Come tutte le altre regioni d'Italia, anche noi Liguri avevamo la nostra maschera particolare, una maschera fastosa, compassata, aristocratica, troppo legata all'etichetta per esser gaia e sbarazzina come tant'altre: il «Marchese». Ed è perciò che il popolo gli contrappose il «Paesano», furbo e semplice nello stesso tempo, con tanto di «gazzo» vermiglio in testa, il sacchetto di castagne sulle spalle e l'immancabile salame che offriva alle ragazze con quella sua linguaccia pepata, in prosa e in rima provocando l'ilarità grassa dei gruppi che lo circondavano e lo provocavano a dirle grosse.

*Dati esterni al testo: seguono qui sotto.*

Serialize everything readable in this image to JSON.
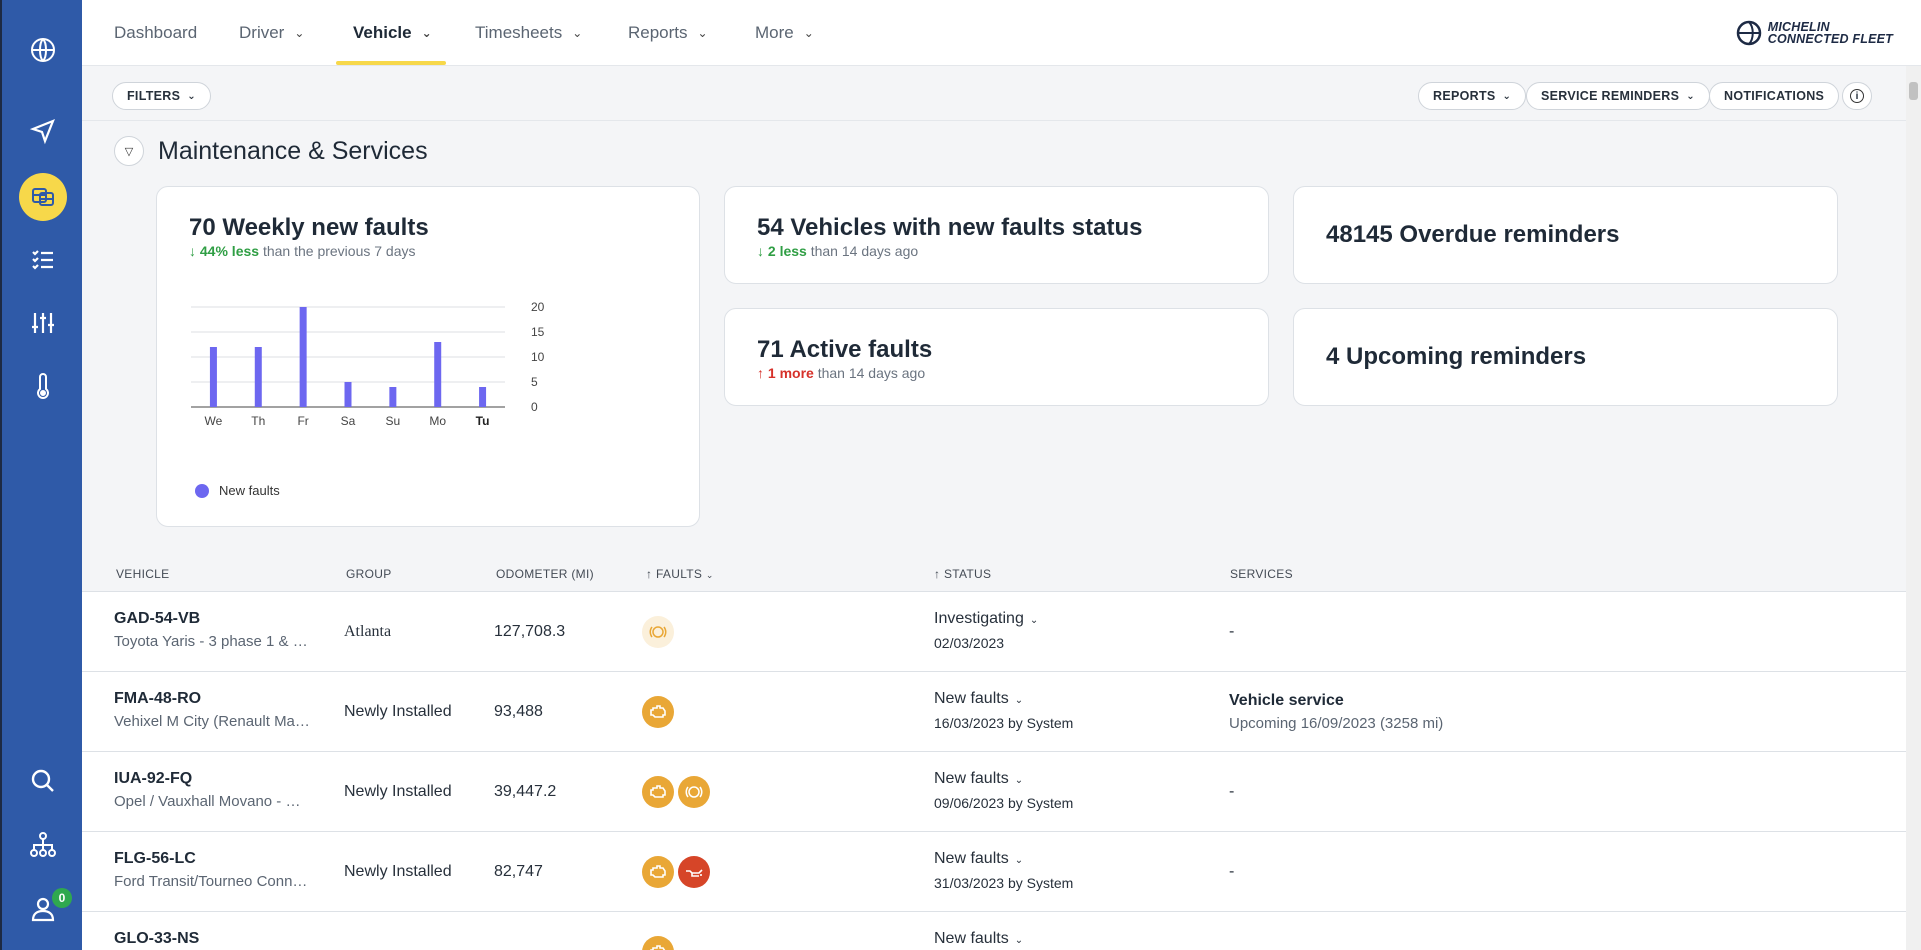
{
  "nav": {
    "items": [
      {
        "label": "Dashboard",
        "dropdown": false
      },
      {
        "label": "Driver",
        "dropdown": true
      },
      {
        "label": "Vehicle",
        "dropdown": true,
        "active": true
      },
      {
        "label": "Timesheets",
        "dropdown": true
      },
      {
        "label": "Reports",
        "dropdown": true
      },
      {
        "label": "More",
        "dropdown": true
      }
    ],
    "logo_line1": "MICHELIN",
    "logo_line2": "CONNECTED FLEET"
  },
  "sidebar": {
    "icons": [
      "globe-icon",
      "navigation-icon",
      "vehicles-icon",
      "checklist-icon",
      "sliders-icon",
      "thermometer-icon",
      "search-icon",
      "hierarchy-icon",
      "user-icon"
    ],
    "notification_count": "0"
  },
  "filterbar": {
    "filters": "FILTERS",
    "reports": "REPORTS",
    "service_reminders": "SERVICE REMINDERS",
    "notifications": "NOTIFICATIONS",
    "info": "i"
  },
  "section": {
    "title": "Maintenance & Services"
  },
  "cards": {
    "weekly_faults": {
      "title": "70 Weekly new faults",
      "delta": "44% less",
      "delta_rest": "than the previous 7 days"
    },
    "vehicles_new_faults": {
      "title": "54 Vehicles with new faults status",
      "delta": "2 less",
      "delta_rest": "than 14 days ago"
    },
    "overdue": {
      "title": "48145 Overdue reminders"
    },
    "active_faults": {
      "title": "71 Active faults",
      "delta": "1 more",
      "delta_rest": "than 14 days ago"
    },
    "upcoming": {
      "title": "4 Upcoming reminders"
    }
  },
  "chart_data": {
    "type": "bar",
    "categories": [
      "We",
      "Th",
      "Fr",
      "Sa",
      "Su",
      "Mo",
      "Tu"
    ],
    "series": [
      {
        "name": "New faults",
        "values": [
          12,
          12,
          20,
          5,
          4,
          13,
          4
        ]
      }
    ],
    "ylim": [
      0,
      20
    ],
    "yticks": [
      0,
      5,
      10,
      15,
      20
    ],
    "grid": true,
    "legend": "bottom-left",
    "bar_color": "#6d67f0",
    "bold_category": "Tu"
  },
  "table": {
    "headers": {
      "vehicle": "VEHICLE",
      "group": "GROUP",
      "odometer": "ODOMETER (MI)",
      "faults": "FAULTS",
      "status": "STATUS",
      "services": "SERVICES"
    },
    "rows": [
      {
        "plate": "GAD-54-VB",
        "model": "Toyota Yaris - 3 phase 1 & …",
        "group": "Atlanta",
        "odometer": "127,708.3",
        "faults": [
          "light"
        ],
        "status": "Investigating",
        "status_date": "02/03/2023",
        "service_title": "",
        "service_sub": "",
        "service_dash": "-"
      },
      {
        "plate": "FMA-48-RO",
        "model": "Vehixel M City (Renault Ma…",
        "group": "Newly Installed",
        "odometer": "93,488",
        "faults": [
          "orange-engine"
        ],
        "status": "New faults",
        "status_date": "16/03/2023 by System",
        "service_title": "Vehicle service",
        "service_sub": "Upcoming 16/09/2023 (3258 mi)",
        "service_dash": ""
      },
      {
        "plate": "IUA-92-FQ",
        "model": "Opel / Vauxhall Movano - …",
        "group": "Newly Installed",
        "odometer": "39,447.2",
        "faults": [
          "orange-engine",
          "orange-brake"
        ],
        "status": "New faults",
        "status_date": "09/06/2023 by System",
        "service_title": "",
        "service_sub": "",
        "service_dash": "-"
      },
      {
        "plate": "FLG-56-LC",
        "model": "Ford Transit/Tourneo Conn…",
        "group": "Newly Installed",
        "odometer": "82,747",
        "faults": [
          "orange-engine",
          "red-oil"
        ],
        "status": "New faults",
        "status_date": "31/03/2023 by System",
        "service_title": "",
        "service_sub": "",
        "service_dash": "-"
      },
      {
        "plate": "GLO-33-NS",
        "model": "",
        "group": "",
        "odometer": "",
        "faults": [
          "orange-engine"
        ],
        "status": "New faults",
        "status_date": "",
        "service_title": "",
        "service_sub": "",
        "service_dash": ""
      }
    ]
  }
}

Altra maschera puramente nostra il «Pendelafigo», da anni scomparso. Maschera sciocca che dava dei punti ai pesci per mutismo, coperta da un lungo cappotto con cappuccio e con una mezza maschera in volto. La sua specialità consisteva in una canna da pesca a cui era legato un fico secco che coloro, a cui veniva offerto dovevano afferrare con la bocca. E nel mentre, specie i ragazzi, si accanivano contro l'esca ballonzolante, da una sacca che portava a tracolla traeva una manciata di crusca e gliela gettava in viso. Divertimento assai magro, che non valeva il «fico secco» guadagnato con tanti salti tra i lanci accecanti di crusca.

Fratello siamese del «Pendelafigo», era una specie di toni, vestito con una «tuta», su cui eran dipinte figure astronomiche e con in capo un lungo berretto a cono. Tutta la sua vivacità consisteva nel far salti intramezzati da innumeri «Ciao, ciao!» «Te conoscio». Una simile maschera non effondeva attorno a molta allegria e noi lo chiamavamo «Testa, , berretta è cannon». Però, bisogna concedergli un'attenuante a tanta insipidezza: distribuiva di tratto in tratto qualche confetto alle belle ragazze che incontrava.

Per fortuna, altre maschere, non schiettamente paesane, quali il «Dottore» e la «Vecchia» pettegolona, dall'ampia cuffia di madrasso, il «mezzero» sulle spalle e la cannocchia e il fuso in mano che tagliava cappotti a tutto spiano, comunicavano nel pubblico il brio del quale scintillavano come fuochi d'artificio.

Un celebre «Dottore» è stato ai suoi tempi l'amico Menico Berlingeri, il quale si era disegnato da se stesso un grosso libro zeppo di sanguinanti figure anatomiche, che illustrava al pubblico con discorsi pieni di verve e di comicità, decantando i suoi specifici e le regole per conservarsi sani. Era davvero spassosissimo e nessuno seppe più soltanto imitarlo.

Basti dire che sapeva cinquemila versi del «Sciò Reginn-a» a memoria. E parimenti un «Paesano» arguto che non lasciava botta senza adeguata risposta, fu il venditore ambulante Luigi Becco dalla figura maschia e dalla voce metallica, con la quale sapeva dar risalto a tutti i sottintesi di cui era condita la sua sciolta parlantina. Tutti e due furono per parecchi anni le figure centrali dei nostri carnevali passati, che purtroppo non si rinnoveranno più mai, perché, come scrissi, i ricordi non han la miracolosa forza di risuscitare il passato, del quale sono come l'aroma sottile rimasto in certe chiuse scatole che hanno contenuto oggetti a noi tanto cari e dolci.

Però la nostalgia di un po' di spensieratezza e di chiasso permane nei nostri cuori. Ah, se si potesse insanire una volta ancora, come dice il proverbio latino: «Semel in anno licet insanire!».